Hallo und herzlich willkommen. Wir tauchen heute richtig tief ein und zwar in eine verborgene Geschichte. Es geht um einen Faden, der sich durch die gesamte Menschheitsgeschichte zieht und unsere modernste KI mit uralten Vorstellungen von Schicksal und Macht verbindet. Okay, steigen wir doch direkt mal mit dieser Frage ein. Wir haben ja alle irgendwie das Gefühl, dass generative KI ein totaler Bruch mit der Vergangenheit ist. Aber was, wenn das gar nicht die ganze Wahrheit ist? Was, wenn wir hier nur ein neues Kapitel in einer sehr, sehr alten Geschichte aufschlagen? Und genau hier kommt die zentrale Metapher ins Spiel, die uns heute begleiten wird, der Webstuhl der Geschichte. Stellt euch mal vor, dass jede neue Technologie von der antiken Spindel bis zur heutigen KI Teil eines riesigen Gewebes ist, ein Gewebe, das macht, Arbeit und sogar unsere Wünsche immer wieder neu verwebt. Der KI Roboter von heute ist also kein plötzlicher Einbruch aus der Zukunft, sondern einfach nur der neueste, komplizierteste Knoten in diesem uralten Gewebe. Und genauso werden wir diesen Knoten heute entwirren. Zuerst schauen wir uns den spinnenden Roboter der Gegenwart mal genauer an, dann schärfen wir unseren Blick mit einem ganz speziellen Konzept, der Pragmatik des Überschusses. Damit reisen wir dann durch vier entscheidende Wendepunkte der Geschichte und finden am Ende heraus, was KI wirklich ist und vor allem, wer die Regeln für unsere Zukunft schreibt.

Also, wir fangen im Hier und Jetzt an. Auf der einen Seite haben wir diese generativen KI Systeme, die auf Knopfdrucktexte und Bilder ausspucken, die total plausibel wirken, und auf der anderen Seite die mächtigen Social Media Plattformen, deren Algorithmen unsere Aufmerksamkeit steuern.

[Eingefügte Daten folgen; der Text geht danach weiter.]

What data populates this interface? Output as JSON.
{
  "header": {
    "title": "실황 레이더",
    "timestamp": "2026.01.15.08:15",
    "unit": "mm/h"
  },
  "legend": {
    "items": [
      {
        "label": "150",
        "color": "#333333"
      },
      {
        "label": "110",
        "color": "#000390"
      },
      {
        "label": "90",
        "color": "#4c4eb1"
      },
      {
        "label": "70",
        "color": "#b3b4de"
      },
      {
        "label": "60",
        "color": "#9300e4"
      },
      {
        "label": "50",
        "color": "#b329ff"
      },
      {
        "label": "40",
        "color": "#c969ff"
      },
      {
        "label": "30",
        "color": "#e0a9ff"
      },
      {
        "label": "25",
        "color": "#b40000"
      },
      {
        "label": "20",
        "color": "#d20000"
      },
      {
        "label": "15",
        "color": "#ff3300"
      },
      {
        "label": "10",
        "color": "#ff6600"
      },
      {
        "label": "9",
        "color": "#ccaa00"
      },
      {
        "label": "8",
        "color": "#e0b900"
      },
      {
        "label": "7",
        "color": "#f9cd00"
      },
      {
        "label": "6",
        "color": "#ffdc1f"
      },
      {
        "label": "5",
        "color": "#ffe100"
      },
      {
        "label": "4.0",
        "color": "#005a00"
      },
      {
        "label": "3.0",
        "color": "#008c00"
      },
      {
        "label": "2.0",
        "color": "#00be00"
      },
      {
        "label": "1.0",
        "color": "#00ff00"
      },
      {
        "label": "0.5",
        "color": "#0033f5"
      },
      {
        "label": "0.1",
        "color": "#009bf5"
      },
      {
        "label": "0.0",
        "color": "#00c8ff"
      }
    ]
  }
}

Dieses Zusammenspiel, das fühlt sich oft undurchschaubar an, fast schon fremd. Und genau das ist das Phänomen, das wir heute entschlüsseln wollen. Um dieses Rätsel zu lösen, müssen wir aber erstmal einen Schritt zurücktreten. Wir brauchen sozusagen eine analytische Brille, ein Konzept, um zu verstehen, wie Technologie in der Gesellschaft wirklich funktioniert. Und dieses Konzept, das nennen wir die Pragmatik des Überschusses. Was soll das jetzt heißen? Na ja, die Überschusspragmatik ist eine Art Linse, durch die wir erkennen, wie Technologien nicht einfach nur Probleme lösen. Es geht darum, wie sie ganz gezielt verschiedene Arten von gesellschaftlichen Überschuss managen und für sich nutzen. Es geht also immer um ein zu viel, das organisiert werden muss. Und dieser Überschuss, der hat vier Gesichter. Da ist der klassische Mehrwert, also die zusätzliche unbezahlte Arbeit, dann die Überschussinformation. Das sind all die Daten, die wir quasi nebenbei produzieren. Der Mehrgenuss, das ist dieser seltsame, fast süchtig machende Kick. Kennt ihr sicher diese heimliche Befriedigung, wenn man sich über einen provokanten Post aufregt, der einen aber trotzdem am Scrollen hält. Und all das zusammen führt zur Überschussmacht, der Fähigkeit von Systemen, unser Verhalten gezielt aus der Ferne zu lenken.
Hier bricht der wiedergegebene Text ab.